The great pond is opened to lower nitrogen levels, raise salinity through the exchange of brackish pond waters with high-quality offshore waters, and allow entry of marine species including herring, blue crabs and other species. The opening followed a similar operation at Sesachacha Pond on April 4 (which closed up quickly and was reopened by the town last Thursday as well).
Hummock Pond covers more than 220 acres of the island, with an average depth of eight feet.

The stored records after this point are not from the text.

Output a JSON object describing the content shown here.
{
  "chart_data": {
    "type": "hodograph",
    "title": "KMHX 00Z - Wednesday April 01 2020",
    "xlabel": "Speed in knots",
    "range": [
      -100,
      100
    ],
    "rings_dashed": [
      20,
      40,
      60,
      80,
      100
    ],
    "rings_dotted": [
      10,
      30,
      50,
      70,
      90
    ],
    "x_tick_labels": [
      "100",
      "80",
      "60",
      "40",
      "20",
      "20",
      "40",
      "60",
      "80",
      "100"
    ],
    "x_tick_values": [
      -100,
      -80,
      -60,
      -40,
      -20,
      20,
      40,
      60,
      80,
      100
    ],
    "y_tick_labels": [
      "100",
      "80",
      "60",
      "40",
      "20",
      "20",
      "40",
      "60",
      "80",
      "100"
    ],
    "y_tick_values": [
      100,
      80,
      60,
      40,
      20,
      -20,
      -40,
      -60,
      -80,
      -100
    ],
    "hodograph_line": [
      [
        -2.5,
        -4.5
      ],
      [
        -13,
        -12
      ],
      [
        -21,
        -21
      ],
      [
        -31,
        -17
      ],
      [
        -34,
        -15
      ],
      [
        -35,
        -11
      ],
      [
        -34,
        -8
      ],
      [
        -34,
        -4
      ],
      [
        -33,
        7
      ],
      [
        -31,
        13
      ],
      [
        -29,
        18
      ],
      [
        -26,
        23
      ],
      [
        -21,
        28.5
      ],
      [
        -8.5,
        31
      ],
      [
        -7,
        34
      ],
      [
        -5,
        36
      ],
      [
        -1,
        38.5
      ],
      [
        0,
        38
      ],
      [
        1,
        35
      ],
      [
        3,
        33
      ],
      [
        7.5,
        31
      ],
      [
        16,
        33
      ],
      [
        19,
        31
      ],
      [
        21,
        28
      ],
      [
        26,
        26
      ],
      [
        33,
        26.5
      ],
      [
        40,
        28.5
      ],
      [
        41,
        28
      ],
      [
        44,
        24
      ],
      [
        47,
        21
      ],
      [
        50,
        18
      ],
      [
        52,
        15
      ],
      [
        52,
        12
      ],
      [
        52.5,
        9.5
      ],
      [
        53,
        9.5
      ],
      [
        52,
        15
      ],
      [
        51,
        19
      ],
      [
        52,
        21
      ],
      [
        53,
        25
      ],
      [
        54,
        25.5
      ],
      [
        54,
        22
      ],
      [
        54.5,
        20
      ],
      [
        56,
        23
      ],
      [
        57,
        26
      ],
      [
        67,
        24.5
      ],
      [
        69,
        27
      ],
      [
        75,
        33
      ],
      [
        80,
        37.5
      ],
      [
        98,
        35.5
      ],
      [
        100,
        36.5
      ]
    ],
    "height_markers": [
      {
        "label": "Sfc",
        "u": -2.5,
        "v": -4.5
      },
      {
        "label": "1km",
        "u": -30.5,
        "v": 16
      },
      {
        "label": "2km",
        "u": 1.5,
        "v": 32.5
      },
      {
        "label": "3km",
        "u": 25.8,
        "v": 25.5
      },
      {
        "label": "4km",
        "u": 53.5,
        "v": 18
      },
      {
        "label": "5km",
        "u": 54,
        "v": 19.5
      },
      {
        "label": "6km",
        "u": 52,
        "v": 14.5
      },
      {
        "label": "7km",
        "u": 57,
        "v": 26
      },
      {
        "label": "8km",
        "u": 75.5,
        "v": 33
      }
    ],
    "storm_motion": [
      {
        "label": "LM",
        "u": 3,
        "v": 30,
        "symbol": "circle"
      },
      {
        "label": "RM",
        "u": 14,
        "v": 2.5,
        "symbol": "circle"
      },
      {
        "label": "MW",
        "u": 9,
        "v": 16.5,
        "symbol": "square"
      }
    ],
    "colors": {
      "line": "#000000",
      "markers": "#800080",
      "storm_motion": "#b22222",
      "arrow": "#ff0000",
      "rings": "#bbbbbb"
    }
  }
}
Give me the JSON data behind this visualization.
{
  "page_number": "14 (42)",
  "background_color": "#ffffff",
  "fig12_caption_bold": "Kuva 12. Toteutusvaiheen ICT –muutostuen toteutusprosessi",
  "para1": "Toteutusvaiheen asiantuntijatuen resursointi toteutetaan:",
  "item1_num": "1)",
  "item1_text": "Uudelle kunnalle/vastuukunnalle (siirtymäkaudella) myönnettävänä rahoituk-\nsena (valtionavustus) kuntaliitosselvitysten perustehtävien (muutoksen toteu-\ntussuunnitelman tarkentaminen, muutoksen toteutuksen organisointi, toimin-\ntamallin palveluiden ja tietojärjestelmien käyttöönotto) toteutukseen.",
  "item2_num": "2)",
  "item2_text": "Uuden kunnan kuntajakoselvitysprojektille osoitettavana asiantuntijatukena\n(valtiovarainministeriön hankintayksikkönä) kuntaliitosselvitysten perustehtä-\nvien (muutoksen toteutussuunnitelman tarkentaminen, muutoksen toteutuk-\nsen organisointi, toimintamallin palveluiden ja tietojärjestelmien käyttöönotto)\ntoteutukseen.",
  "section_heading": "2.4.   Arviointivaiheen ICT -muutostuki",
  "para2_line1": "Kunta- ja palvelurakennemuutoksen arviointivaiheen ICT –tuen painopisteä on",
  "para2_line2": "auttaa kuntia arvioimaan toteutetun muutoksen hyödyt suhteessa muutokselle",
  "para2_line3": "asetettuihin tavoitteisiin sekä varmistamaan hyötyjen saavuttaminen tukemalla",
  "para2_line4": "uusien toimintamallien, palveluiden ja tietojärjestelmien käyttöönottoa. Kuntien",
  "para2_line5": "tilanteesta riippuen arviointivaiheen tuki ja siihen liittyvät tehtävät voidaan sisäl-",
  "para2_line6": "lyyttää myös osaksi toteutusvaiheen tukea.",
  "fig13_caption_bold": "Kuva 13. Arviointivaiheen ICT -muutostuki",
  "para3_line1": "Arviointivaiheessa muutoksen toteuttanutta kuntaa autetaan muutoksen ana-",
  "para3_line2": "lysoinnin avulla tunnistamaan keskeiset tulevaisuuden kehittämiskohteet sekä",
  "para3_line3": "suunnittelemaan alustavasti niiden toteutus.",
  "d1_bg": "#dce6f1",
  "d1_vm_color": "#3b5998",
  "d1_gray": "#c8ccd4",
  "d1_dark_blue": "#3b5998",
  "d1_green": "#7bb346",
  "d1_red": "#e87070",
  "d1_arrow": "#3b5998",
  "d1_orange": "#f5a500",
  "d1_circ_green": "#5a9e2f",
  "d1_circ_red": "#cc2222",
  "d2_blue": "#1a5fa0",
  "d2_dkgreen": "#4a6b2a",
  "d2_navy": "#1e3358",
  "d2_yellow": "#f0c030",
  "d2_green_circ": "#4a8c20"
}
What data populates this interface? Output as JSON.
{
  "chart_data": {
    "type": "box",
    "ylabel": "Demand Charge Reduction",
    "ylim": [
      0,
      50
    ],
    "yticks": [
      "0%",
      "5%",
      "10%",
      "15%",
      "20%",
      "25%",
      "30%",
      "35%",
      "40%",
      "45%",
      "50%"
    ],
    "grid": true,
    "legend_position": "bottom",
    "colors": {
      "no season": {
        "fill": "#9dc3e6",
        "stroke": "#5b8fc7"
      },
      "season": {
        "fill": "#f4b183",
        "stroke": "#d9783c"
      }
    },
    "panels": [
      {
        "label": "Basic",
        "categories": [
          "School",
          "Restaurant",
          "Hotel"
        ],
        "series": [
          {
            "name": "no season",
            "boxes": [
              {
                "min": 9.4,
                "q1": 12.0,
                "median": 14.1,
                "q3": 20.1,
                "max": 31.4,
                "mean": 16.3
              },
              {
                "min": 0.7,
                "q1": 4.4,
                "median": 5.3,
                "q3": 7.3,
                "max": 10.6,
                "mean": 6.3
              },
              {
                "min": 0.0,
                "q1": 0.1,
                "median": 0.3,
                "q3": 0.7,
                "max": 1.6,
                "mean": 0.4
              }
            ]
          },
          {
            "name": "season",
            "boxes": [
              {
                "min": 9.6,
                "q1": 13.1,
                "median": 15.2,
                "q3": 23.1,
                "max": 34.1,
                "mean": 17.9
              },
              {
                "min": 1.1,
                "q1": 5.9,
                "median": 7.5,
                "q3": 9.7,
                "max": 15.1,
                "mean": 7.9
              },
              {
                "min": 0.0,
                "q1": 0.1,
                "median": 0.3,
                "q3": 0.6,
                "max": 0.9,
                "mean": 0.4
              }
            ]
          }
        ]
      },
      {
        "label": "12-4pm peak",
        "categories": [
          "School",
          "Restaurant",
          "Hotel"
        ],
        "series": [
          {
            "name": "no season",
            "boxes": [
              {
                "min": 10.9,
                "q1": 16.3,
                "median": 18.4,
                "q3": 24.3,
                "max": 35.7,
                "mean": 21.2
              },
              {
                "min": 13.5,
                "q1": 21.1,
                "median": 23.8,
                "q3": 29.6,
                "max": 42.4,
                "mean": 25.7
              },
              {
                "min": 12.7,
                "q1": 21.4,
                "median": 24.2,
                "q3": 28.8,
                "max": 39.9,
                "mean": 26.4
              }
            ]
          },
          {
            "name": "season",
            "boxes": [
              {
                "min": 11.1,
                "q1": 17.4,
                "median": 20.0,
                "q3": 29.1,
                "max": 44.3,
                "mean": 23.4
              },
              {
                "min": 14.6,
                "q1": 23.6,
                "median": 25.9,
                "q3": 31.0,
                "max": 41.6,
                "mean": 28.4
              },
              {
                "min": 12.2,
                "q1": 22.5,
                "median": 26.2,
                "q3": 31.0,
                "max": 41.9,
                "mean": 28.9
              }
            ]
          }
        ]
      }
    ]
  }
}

“More than a mile long, but largely a narrow pond running northeast-southwest, Hummock Pond, which includes Head of Hummock Pond connected to it by a ditch, is an outwash pond extending from the middle of the western portion of Nantucket down to the ocean with a barrier beach in front of it,” according to the Nantucket Pond Coalition. “Prior to 1978, Hummock Pond formed a hook-shaped water body, but the ocean storm, part of the Blizzard of 1978, hacked off the westside of this pond known as Clark Cove into its own pond, now separated from Hummock by beach, dunes and the ocean end of Sanford Farm’s Ram Pasture.“
the colors of the Hummock Pond opening
— Nantucket Current (@ACKCurrent) April 10, 2026
The town’s Natural Resources Department opened Hummock Pond to the Atlantic Ocean on Thursday. The great pond is opened twice annually to lower nitrogen levels, raise salinity through the exchange of brackish pond waters with high… pic.twitter.com/Dl98DJveQx
“Hummock Pond and its head are classified as coastal salt ponds. Both are considered impaired or, eutrophic, with Head of Hummock labeled as severely impaired," according to the coalition. "As fresh/brackish ponds, they support a variety of wildlife including painted and snapping turtles, American eels, blueback herring, chain pickerel, sunfish, crappy, and small-mouth bass. Mute swans and several species of ducks breed and raise young on the edges of these ponds. There are two osprey-nesting poles where pairs of ospreys nest almost every spring and great blue herons, great egrets, little egrets and black-crowned night herons work the shoreline shallows for small fish.”